Nepali Times
Why Kolkata?


We can choose our friends, but we can't choose our neighbours. Nepal and India are stuck with each other, so we might as well learn to get along.

This week, the Chanakyapuri roundabout in New Delhi is festooned with Nepali double-triangles flapping alongside the Indian tricolour. Prime Minister Sher Bahadur Deuba's visit to India offers another opportunity to mend fences, show statesmanship and take bilateral ties to a new level of accommodation and understanding.

But the question on everyone's mind is: why Calcutta? The West Bengal capital is neither a cybercity nor a Sai Baba centre. New Delhi appears to be hesitant about the central government taking the lead in any future mediation on the Maoist problem, and is passing the buck to the Marxists in West Bengal.

After all, Calcutta has been the training and ideological base for Nepali Maoists. West Bengal also has experience in dealing with and crushing the Naxalites, and the comrades in Writers' Building may have a few pointers for Deuba. It was Siliguri where Maoist leaders gave audiences to a procession of Nepali leftists during the ceasefire in October, so it is not inconceivable that a secret face-to-face meeting is on the cards over the weekend.

Deuba's India visit comes at a time of unparalleled crisis in Nepal. There is an emerging consensus among Nepal's political parties, academics and even sections of the public that if India is not a part of the solution to the Maoist problem, then it is a part of the problem. And if the two neighbours aren't careful, Nepal's problem may soon become India's too.

The precedent for Indian involvement in Nepal's domestic politics was set way back with the overthrow of the Rana regime and King Tribhuvan's triumphant return to Nepal from Delhi in 1950. When King Mahendra dissolved parliament and banned political parties ten years later, the Nepali Congress launched its armed insurrection from Indian soil. It is not surprising therefore that Nepal's Maoists have used the open border and India's vast "strategic depth" for training, arming and logistics.

Nepal's leadership now realises that it may not be able to guarantee the survival of parliamentary democracy without some degree of Indian help, and Deuba may be hoping to convince his interlocutors in New Delhi and Calcutta about this.

here are episodes from recent history that spooks Nepal's leaders. In Punjab, in Sri Lanka and vis-?-vis the Bhutanese refugees, India has shown a propensity to build up friction, get sparks flying, and then let the fires rage. In Sri Lanka the fire got so fierce, it had to beat a hasty retreat.

Today, India has joined the United States' "war on terror", and it cannot give the impression of ignoring this new brand of red terror in its own backyard in the Himalaya. So, Sher Bahadur Deuba will be trying to convince the Indian leadership that curbing Maoist activities on Indian soil is in its own long-term interest. He will also try to assuage the antsy Indians about the western military hardware the Royal Nepal Army urgently requires for its counter-insurgency operations.

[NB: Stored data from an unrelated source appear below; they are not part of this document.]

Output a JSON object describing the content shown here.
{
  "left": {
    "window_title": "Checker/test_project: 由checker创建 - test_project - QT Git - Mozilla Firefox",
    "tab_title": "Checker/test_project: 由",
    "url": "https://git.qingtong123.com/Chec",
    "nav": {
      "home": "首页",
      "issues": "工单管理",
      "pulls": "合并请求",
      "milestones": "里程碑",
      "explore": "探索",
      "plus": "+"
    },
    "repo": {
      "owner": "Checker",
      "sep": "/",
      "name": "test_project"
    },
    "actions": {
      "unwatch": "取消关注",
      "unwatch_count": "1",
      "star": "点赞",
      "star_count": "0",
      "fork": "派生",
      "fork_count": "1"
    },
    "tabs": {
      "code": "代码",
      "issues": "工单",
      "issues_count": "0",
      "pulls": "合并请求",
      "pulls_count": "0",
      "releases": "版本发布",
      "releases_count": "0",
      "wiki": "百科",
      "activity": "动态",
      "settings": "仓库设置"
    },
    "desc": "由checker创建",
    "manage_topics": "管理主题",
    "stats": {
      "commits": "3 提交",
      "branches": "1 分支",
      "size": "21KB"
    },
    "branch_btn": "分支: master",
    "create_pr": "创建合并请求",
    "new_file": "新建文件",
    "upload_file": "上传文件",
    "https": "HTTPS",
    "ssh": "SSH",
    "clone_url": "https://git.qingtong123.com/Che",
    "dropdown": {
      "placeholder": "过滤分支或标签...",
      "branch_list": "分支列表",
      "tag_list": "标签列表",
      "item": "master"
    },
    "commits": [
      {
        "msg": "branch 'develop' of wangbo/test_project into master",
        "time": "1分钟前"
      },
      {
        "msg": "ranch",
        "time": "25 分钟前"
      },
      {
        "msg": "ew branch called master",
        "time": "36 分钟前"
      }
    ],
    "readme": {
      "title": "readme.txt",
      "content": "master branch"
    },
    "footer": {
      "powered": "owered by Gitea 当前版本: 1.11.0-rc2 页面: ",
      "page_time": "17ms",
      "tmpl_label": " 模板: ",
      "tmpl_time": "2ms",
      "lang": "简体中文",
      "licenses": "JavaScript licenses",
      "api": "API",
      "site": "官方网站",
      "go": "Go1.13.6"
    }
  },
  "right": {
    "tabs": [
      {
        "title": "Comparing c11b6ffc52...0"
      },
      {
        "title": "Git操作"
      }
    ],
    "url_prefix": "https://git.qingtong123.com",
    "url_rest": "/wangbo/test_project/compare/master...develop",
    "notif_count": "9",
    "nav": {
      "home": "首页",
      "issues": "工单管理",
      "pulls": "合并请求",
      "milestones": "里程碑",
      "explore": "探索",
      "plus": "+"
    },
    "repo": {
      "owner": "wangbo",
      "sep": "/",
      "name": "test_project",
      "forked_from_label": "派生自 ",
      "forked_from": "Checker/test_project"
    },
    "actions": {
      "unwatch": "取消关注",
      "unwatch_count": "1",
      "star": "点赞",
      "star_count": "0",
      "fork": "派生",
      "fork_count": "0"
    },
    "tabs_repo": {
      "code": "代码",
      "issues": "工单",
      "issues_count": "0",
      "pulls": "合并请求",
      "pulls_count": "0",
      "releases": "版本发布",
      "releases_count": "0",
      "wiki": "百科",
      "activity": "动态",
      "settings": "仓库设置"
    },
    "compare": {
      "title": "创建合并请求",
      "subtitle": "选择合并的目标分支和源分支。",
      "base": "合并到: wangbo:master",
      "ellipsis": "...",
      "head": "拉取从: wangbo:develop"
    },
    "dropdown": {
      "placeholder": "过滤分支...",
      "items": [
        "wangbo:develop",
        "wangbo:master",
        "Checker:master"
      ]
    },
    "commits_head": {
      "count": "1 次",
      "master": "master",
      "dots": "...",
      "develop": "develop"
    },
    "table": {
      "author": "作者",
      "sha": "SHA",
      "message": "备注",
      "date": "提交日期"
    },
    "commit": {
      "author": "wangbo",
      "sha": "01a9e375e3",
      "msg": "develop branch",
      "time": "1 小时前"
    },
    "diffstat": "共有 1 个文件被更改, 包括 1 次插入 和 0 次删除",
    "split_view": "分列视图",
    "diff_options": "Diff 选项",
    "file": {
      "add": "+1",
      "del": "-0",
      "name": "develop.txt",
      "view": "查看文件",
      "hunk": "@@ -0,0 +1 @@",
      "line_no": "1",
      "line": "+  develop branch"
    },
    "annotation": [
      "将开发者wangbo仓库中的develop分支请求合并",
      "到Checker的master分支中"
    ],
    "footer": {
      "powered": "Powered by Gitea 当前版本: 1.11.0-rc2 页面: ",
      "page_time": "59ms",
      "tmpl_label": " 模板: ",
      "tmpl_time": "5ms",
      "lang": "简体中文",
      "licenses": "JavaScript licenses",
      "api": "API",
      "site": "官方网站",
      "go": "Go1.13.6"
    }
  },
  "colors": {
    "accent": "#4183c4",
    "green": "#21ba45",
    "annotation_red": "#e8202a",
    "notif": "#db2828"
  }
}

The Indian response to this may be a cool "yes", but New Delhi will draw the line at more intensive foreign military involvement in training and supplying the Royal Nepal Army. At the same time, India may use the opportunity to push forward its own mediation role, or even propose unilateral political or military action to end the insurgency.

The Maoists are in the mood to use their new-found stature, gained from having bloodied the army in Mangalsen, to wrest political concessions. Deuba was deeply insulted by the Maoists' betrayal in November, but is under pressure to smoke the peace pipe again. The military campaign is also racing against time: it needs to register dramatic victories before the monsoon sets in.

If the Indians do put forward a mediation proposal, Deuba will have to think hard about the repercussions back home. Greater Indian involvement in resolving the crisis either through mediation or military means will increase Indian influence in Kathmandu. Which may be what New Delhi has always wanted, but there will be a backlash within Nepal and fuel further public mistrust of Indian intentions.

How genuinely helpful India is in response to Deuba's request for help will determine the future of not only bilateral relations, but also the course of the Maoist insurgency. The open border between Nepal and India doesn't just facilitate free movement of people and trade. It may also make it easier for the sparks of Nepal's Maoist war to spill over into the tinder-dry farms of Bihar, Jharkhand and Andhra Pradesh.

(Hari Roka is an independent leftist analyst and a research fellow at the Jawaharlal Nehru University in New Delhi.)